Die Kolumne "Unter Helmen"
Noch im letzten Jahrtausend begab es sich, dass es bei der Wochengazette "Die Zeit" eine Kolumne für Motorradfahrer gab.
Der Autor Burkhard Straßmann hat hier der Szene genau auf die Finger geschaut und in acht Artikeln sehr treffende Einblicke in die Welt der Zweiradrebellen gewährt.

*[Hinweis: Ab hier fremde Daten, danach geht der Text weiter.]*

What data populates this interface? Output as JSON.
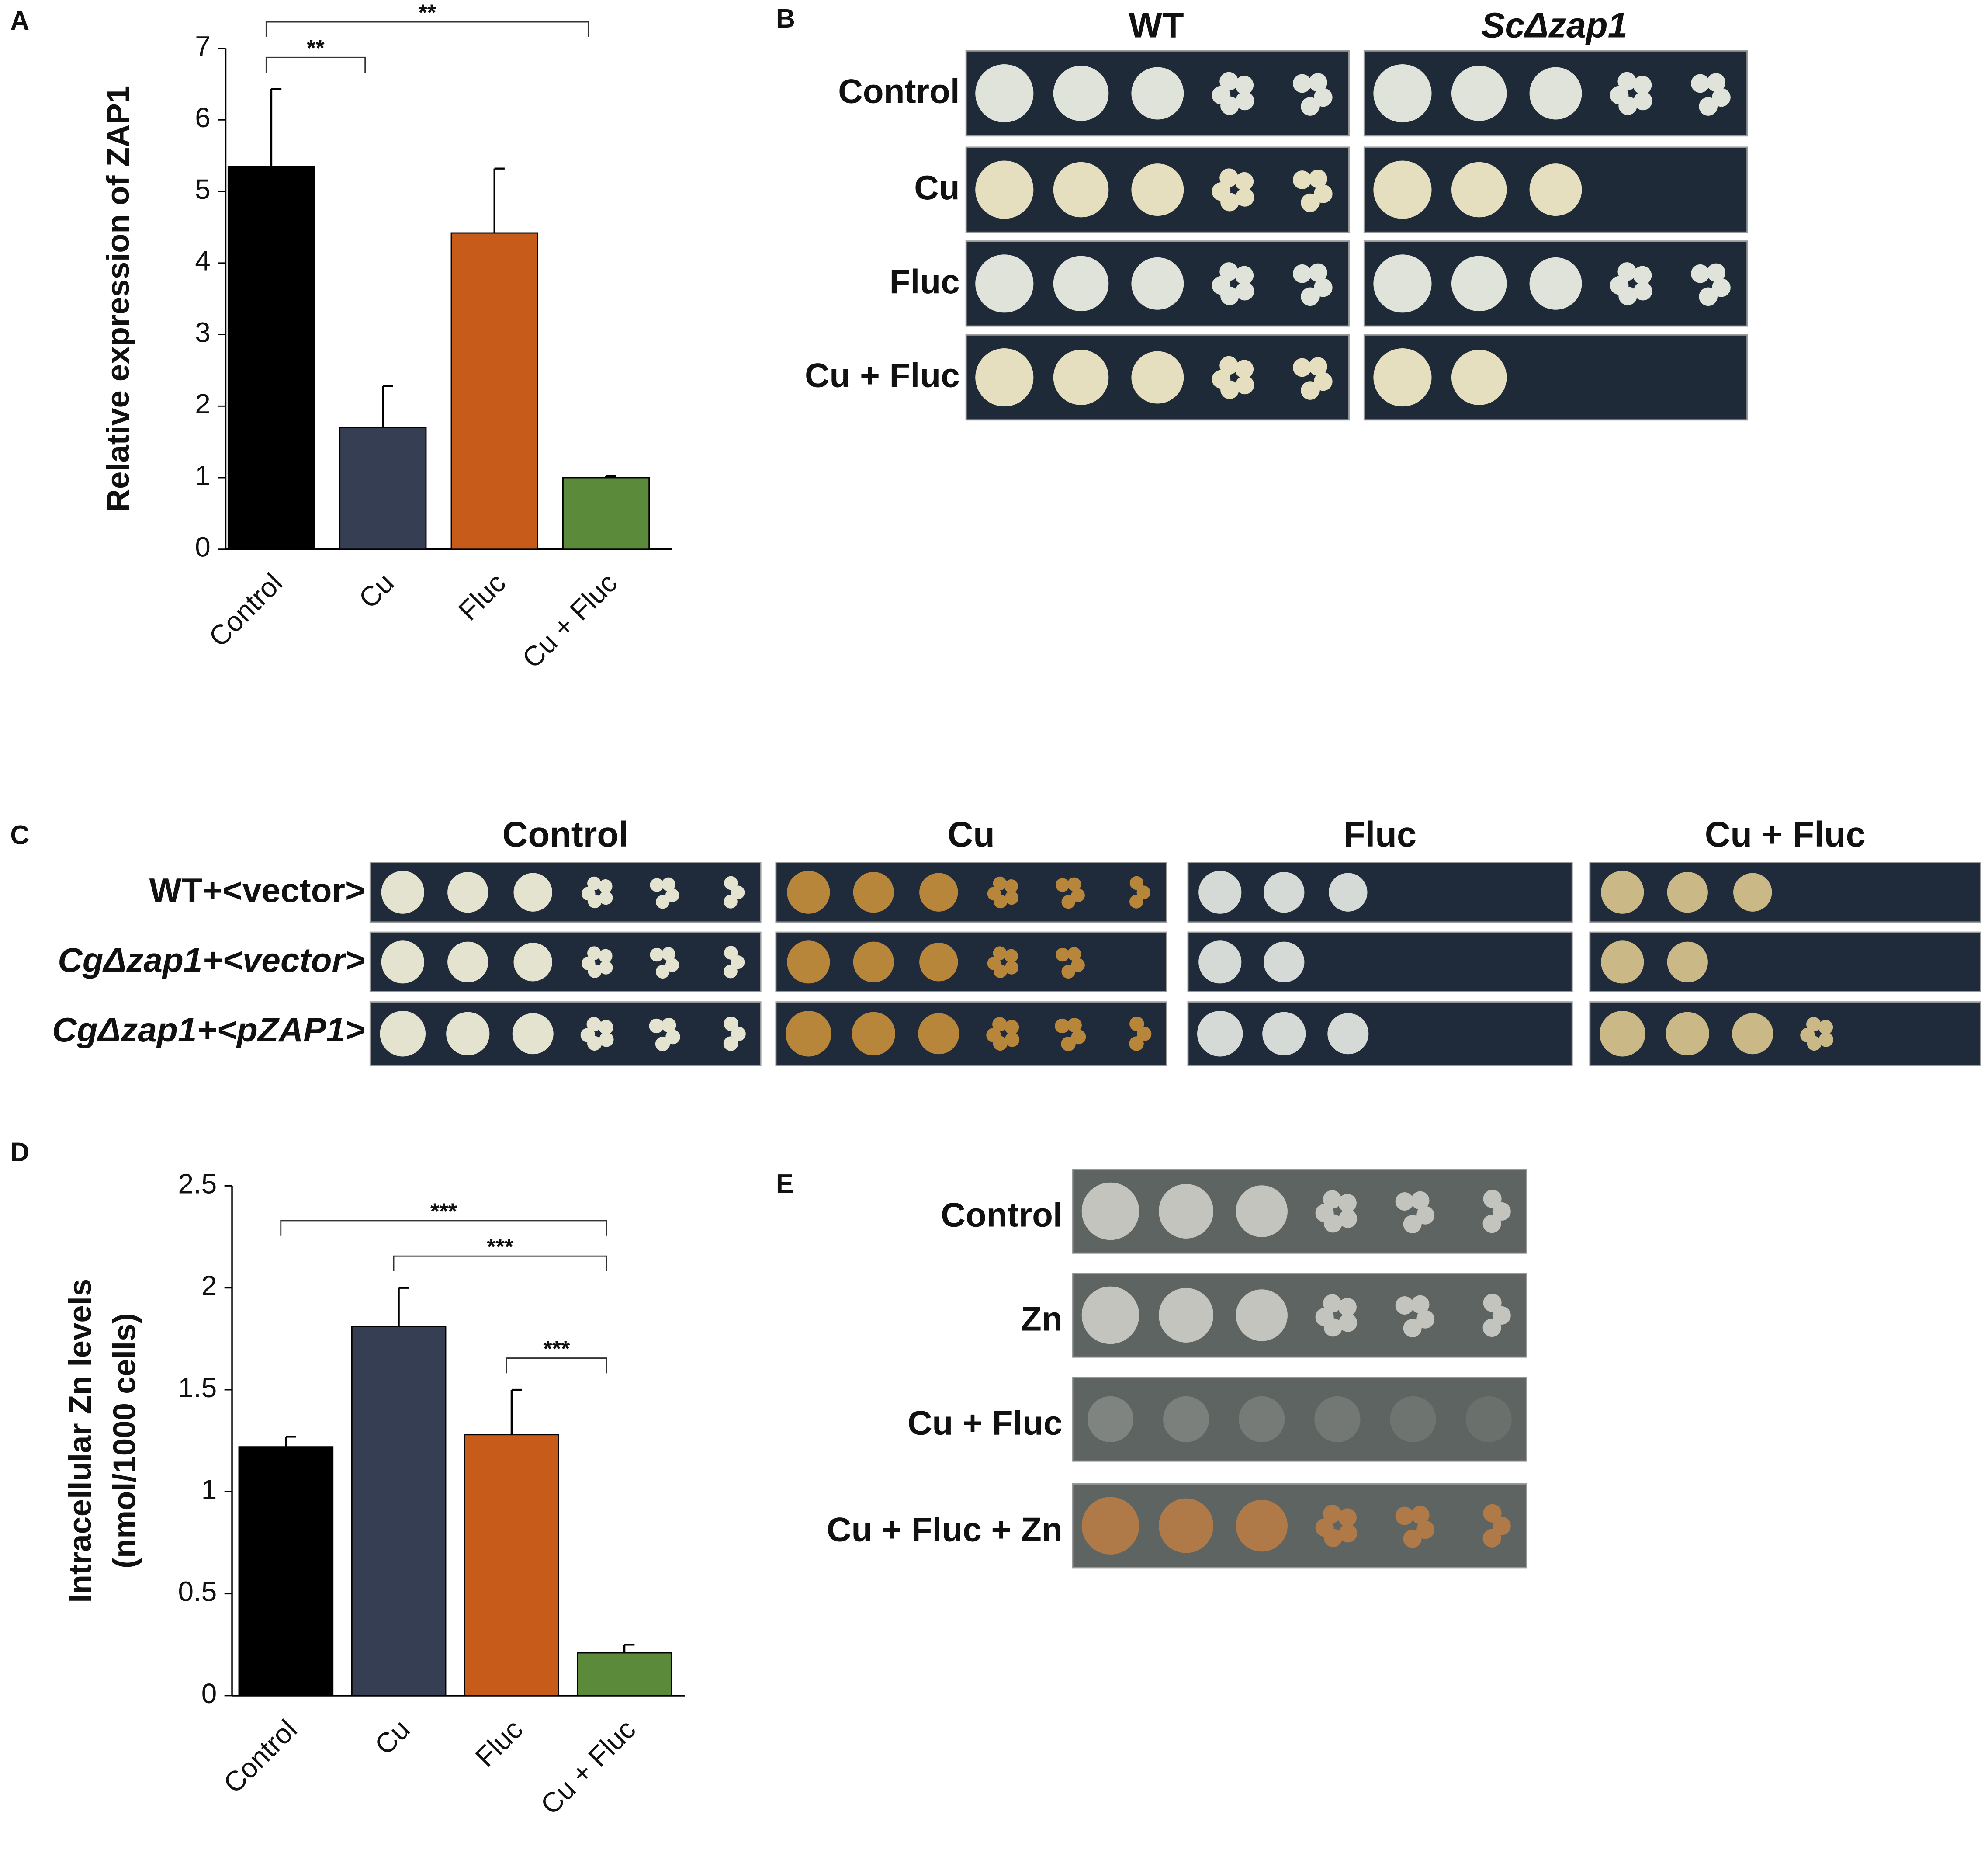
{
  "chart_data": [
    {
      "type": "bar",
      "panel_label": "A",
      "ylabel": "Relative expression of ZAP1",
      "categories": [
        "Control",
        "Cu",
        "Fluc",
        "Cu + Fluc"
      ],
      "values": [
        5.35,
        1.7,
        4.42,
        1.0
      ],
      "errors": [
        1.08,
        0.58,
        0.9,
        0.02
      ],
      "colors": [
        "#000000",
        "#353e52",
        "#c65b1a",
        "#5a8a3a"
      ],
      "ylim": [
        0,
        7
      ],
      "yticks": [
        0,
        1,
        2,
        3,
        4,
        5,
        6,
        7
      ],
      "grid": false,
      "significance": [
        {
          "label": "**",
          "between": [
            "Control",
            "Cu + Fluc"
          ]
        },
        {
          "label": "**",
          "between": [
            "Control",
            "Cu"
          ]
        }
      ]
    },
    {
      "type": "bar",
      "panel_label": "D",
      "ylabel": [
        "Intracellular Zn levels",
        "(nmol/1000 cells)"
      ],
      "categories": [
        "Control",
        "Cu",
        "Fluc",
        "Cu + Fluc"
      ],
      "values": [
        1.22,
        1.81,
        1.28,
        0.21
      ],
      "errors": [
        0.05,
        0.19,
        0.22,
        0.04
      ],
      "colors": [
        "#000000",
        "#353e52",
        "#c65b1a",
        "#5a8a3a"
      ],
      "ylim": [
        0,
        2.5
      ],
      "yticks": [
        0,
        0.5,
        1,
        1.5,
        2,
        2.5
      ],
      "grid": false,
      "significance": [
        {
          "label": "***",
          "between": [
            "Control",
            "Cu + Fluc"
          ]
        },
        {
          "label": "***",
          "between": [
            "Cu",
            "Cu + Fluc"
          ]
        },
        {
          "label": "***",
          "between": [
            "Fluc",
            "Cu + Fluc"
          ]
        }
      ]
    }
  ],
  "panel_b": {
    "panel_label": "B",
    "columns": [
      "WT",
      "ScΔzap1"
    ],
    "rows": [
      "Control",
      "Cu",
      "Fluc",
      "Cu + Fluc"
    ]
  },
  "panel_c": {
    "panel_label": "C",
    "columns": [
      "Control",
      "Cu",
      "Fluc",
      "Cu + Fluc"
    ],
    "rows": [
      "WT+<vector>",
      "CgΔzap1+<vector>",
      "CgΔzap1+<pZAP1>"
    ]
  },
  "panel_e": {
    "panel_label": "E",
    "rows": [
      "Control",
      "Zn",
      "Cu + Fluc",
      "Cu + Fluc + Zn"
    ]
  }
}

Unter Helmen - die Motorradkolumne
Von Burkhard Straßmann
Vom Grüßen
Polofahrer grüßen einander nie. Omegafahrer grüßen einander nie. Doch fahren zwei Alfa-Romeo-Fahrer aneinander vorbei, heben sie auffallend lässig einen Finger der linken Hand. Wer eine "Ente" fährt, grüßt andere Entenfahrer, indem er aufgeregt mit der Frischluftklappe wackelt. Selbst Lkw-Fahrer kleben sich manchmal eine hin und her pendelnde rote Plastikhand an die Windschutzscheibe. Wer sich im Autoverkehr als exquisite Minderheit empfindet, grüßt die Angehörigen seiner exquisiten Minderheit. Die höchstentwickelte Grußkultur aber findet man unter Motorradfahrern.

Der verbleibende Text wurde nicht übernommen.